Do stiffer frames really mean faster? Where is the science behind this? For the old salts who've ridden a variety of bikes across decades, can frames be too stiff?
I have seen a heatmap generated of a bicycle in use and there was no significant heat build-up between stiffer and less stiff frames indicating there should not be substantial energy loss associated with more compliance. Indeed, older builders even talked about avoiding making their frames too stiff. In searching for answers, I also came across riders (like Anquetil) using thinner tubing during TT efforts and thicker tubing during races that required sudden accelerations.
What do my fellow WW think about the subject?
Damon Rinard from Cervelo has stated that frames don't tend to show even within the range of error of (two) power meters (3%) if measuring at BB and hub.
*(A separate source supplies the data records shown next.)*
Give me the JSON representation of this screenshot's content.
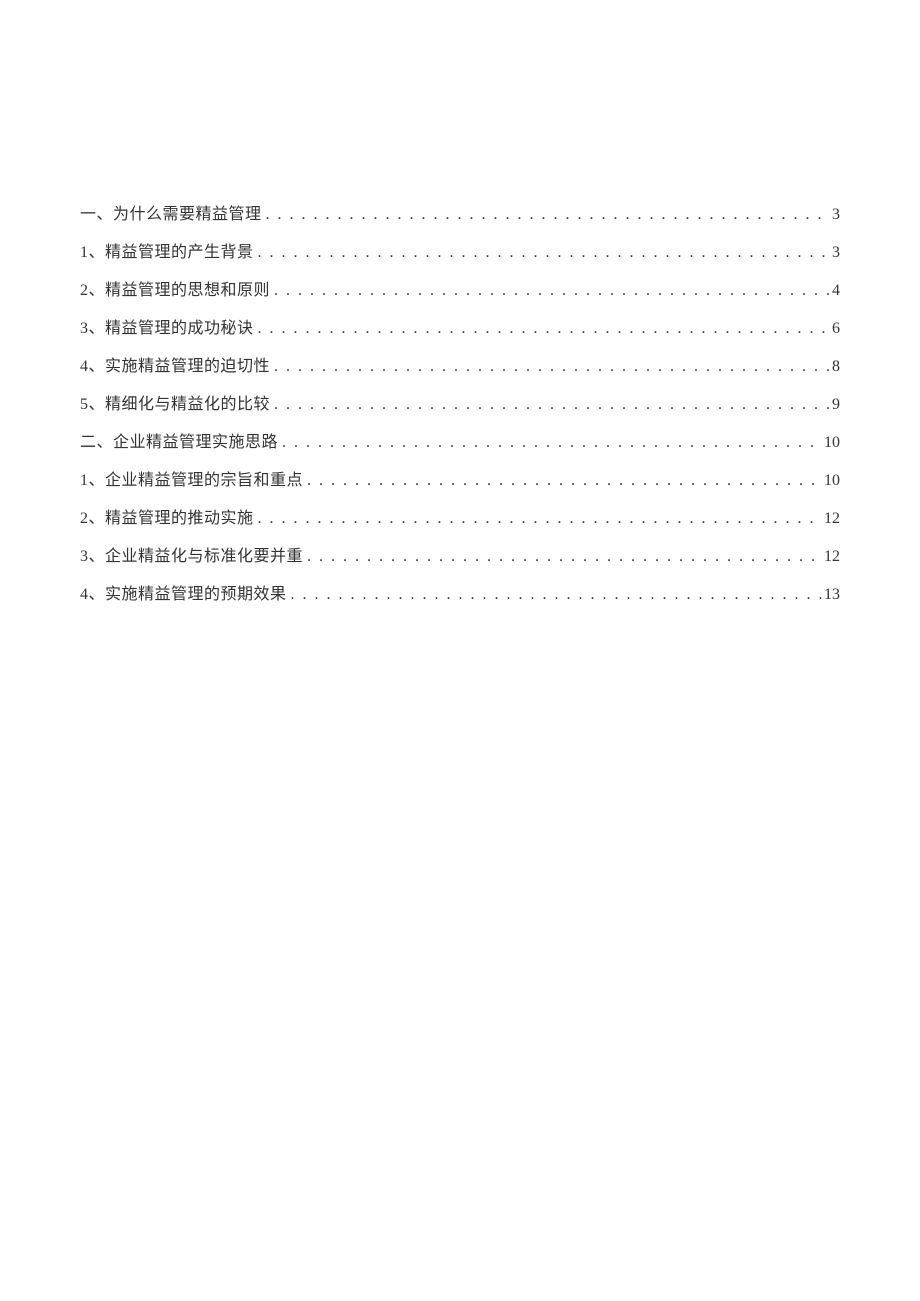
{
  "toc": [
    {
      "title": "一、为什么需要精益管理",
      "page": "3"
    },
    {
      "title": "1、精益管理的产生背景",
      "page": "3"
    },
    {
      "title": "2、精益管理的思想和原则",
      "page": "4"
    },
    {
      "title": "3、精益管理的成功秘诀",
      "page": "6"
    },
    {
      "title": "4、实施精益管理的迫切性",
      "page": "8"
    },
    {
      "title": "5、精细化与精益化的比较",
      "page": "9"
    },
    {
      "title": "二、企业精益管理实施思路",
      "page": "10"
    },
    {
      "title": "1、企业精益管理的宗旨和重点",
      "page": "10"
    },
    {
      "title": "2、精益管理的推动实施",
      "page": "12"
    },
    {
      "title": "3、企业精益化与标准化要并重",
      "page": "12"
    },
    {
      "title": "4、实施精益管理的预期效果",
      "page": "13"
    }
  ]
}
And so when one frame is say 20% stiffer than another, your gains would be 20% of something smaller than 3%. Unfortunately, he doesn't explicitly state what that less than 3% number is.
Damon gets pretty socratic in this thread: http://forums.cervelo.com/search/Search ... Descending
I rode the new Madone 6 series, and by god it felt like every watt was put directly to forward motion. A sensation I've never really felt. With that said though, the ride quality wasn't nearly as good as my Strong ti frame.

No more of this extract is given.